Isomerism: structural isomerism and stereoisomerism

Full Notes

Structural Isomerism

Structural isomers have the same molecular formula but different arrangements of atoms. There are three types of structural isomerism you should know - chain isomerism, position isomerism and functional group isomerism.

Chain Isomerism

In chain isomers, the carbon chain is arranged differently.

Example C₄H₁₀ (butane, methylpropane)

Butane: Straight chain.
2-Methylpropane: One branch.

Position Isomerism

Positional isomers have the same functional group however its in a different position on the carbon chain.

Example C₅H₁₁Br (Bromopentane isomers)

1-Bromopentane: Br on carbon 1.
2-Bromopentane: Br on carbon 2.
3-Bromopentane: Br on carbon 3.

Functional Group Isomerism

Functional group isomers have different functional groups whilst having the same molecular formula.

Example C₃H₆O (Aldehyde and Ketone Isomers)

Propanal (Aldehyde, –CHO)
Propanone (Ketone, –CO– group)

Stereoisomerism

Stereoisomers have the same structural formula, but atoms are arranged differently in 3D space.

Geometrical Isomerism (Cis/Trans)

Note - Cis and Trans and E and Z isomerism has been covered in more detail here. Below is just what you need to know for CIE A-level chemistry :)

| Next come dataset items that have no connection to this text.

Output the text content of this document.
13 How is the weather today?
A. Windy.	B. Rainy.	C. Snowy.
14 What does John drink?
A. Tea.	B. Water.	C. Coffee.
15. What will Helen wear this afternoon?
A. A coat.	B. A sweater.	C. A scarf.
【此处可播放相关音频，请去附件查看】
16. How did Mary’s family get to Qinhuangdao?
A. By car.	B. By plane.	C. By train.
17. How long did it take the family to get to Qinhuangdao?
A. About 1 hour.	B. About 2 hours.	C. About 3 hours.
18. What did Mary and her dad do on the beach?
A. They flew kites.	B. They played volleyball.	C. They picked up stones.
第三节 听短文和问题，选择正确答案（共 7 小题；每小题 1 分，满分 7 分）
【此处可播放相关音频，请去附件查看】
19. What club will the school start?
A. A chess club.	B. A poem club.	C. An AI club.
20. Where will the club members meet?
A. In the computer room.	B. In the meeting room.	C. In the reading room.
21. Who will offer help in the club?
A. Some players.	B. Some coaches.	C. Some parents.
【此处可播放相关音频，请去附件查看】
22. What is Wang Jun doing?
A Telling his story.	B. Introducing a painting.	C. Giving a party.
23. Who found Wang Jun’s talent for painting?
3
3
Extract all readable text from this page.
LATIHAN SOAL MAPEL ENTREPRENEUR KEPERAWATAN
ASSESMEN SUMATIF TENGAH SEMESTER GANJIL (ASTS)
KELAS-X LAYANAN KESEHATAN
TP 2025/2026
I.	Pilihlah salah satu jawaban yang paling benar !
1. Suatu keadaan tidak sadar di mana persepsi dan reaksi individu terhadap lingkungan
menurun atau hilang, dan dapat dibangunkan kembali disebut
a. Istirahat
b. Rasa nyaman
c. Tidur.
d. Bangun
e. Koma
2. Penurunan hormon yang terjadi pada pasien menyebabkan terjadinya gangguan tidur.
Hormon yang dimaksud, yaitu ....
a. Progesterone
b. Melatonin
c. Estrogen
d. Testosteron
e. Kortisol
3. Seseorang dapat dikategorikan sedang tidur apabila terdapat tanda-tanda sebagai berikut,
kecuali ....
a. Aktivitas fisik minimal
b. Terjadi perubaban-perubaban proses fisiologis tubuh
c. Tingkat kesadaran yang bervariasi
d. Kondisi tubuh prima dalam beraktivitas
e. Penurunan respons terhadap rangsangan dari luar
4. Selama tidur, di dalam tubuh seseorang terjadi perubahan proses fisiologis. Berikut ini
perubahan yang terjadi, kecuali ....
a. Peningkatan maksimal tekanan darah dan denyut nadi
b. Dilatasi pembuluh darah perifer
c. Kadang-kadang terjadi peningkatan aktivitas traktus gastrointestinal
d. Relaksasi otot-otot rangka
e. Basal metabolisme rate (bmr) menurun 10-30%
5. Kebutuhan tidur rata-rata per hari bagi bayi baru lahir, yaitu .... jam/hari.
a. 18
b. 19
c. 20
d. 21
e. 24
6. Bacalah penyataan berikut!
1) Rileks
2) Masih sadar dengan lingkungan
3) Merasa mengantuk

Cis and Trans isomerism occurs in alkenes due to restricted rotation around the C=C double bond, as pi-bonds are unable to rotate without breaking.

To show cis/trans isomerism:

• Each carbon in the double bond must have two different groups
• Cis = the same groups on each carbon are on the same side of the double bond
• Trans = the same groups on each carbon are on opposite sides of the double bond

Example But-2-ene

Cis-but-2-ene: CH₃ groups on same side of C=C
Trans-but-2-ene: CH₃ groups on opposite sides of C=C

This type of isomerism is also common in cyclic compounds when rotation is restricted.

Optical Isomerism

If a carbon atom is bonded to four different atoms or groups it is called a chiral carbon (giving a chiral centre in a molecule)

There are two possible ways the atoms or groups bonded to a chiral carbon can be arranged giving two possible stereoisomers. The isomers are non-superimposable mirror images of one another and are called optical isomers (enantiomers).

These isomers:

• Rotate plane-polarised light in opposite directions
• Have identical physical properties, except how they interact with light and other chiral substances

Some molecules can have more than one chiral centre in them, especially biological molecules such as amino acids.

Example 2-hydroxypropanoic acid (Lactic Acid)

Chiral carbon: CH₃CH(OH)COOH
Two enantiomers exist as mirror images.

Identifying Chiral Centres and Isomer Types

From a structural formula, you should be able to:

• Look for carbon with four different groups.

Identify possible cis/trans pairs:

• Look for a C=C bond where each carbon is bonded to two different groups.

Matt’s exam tip

Remember cyclic compounds can also have cis/trans pairs.

Deduce Possible Isomers

Exam check – Given a molecular formula, you should be able to:

• Count the number of possible structural isomers
• Consider stereoisomers where applicable
• e.g. cis/trans forms for alkenes
• enantiomers for molecules with chiral centres

Note:
You do not need to know meso compounds or diastereoisomers for CIE.

Summary

• Structural isomers: same molecular formula, different structural formula (chain, position, functional group).
• Stereoisomers: same structural formula, different 3D arrangement (geometrical and optical).
• Geometrical isomers (cis/trans) occur due to restricted rotation around C=C.
• Optical isomers occur with a chiral carbon and enantiomers are non-superimposable mirror images.
• You must identify and draw structural and stereoisomers, including for cyclic compounds, and deduce total possible isomers for a given formula.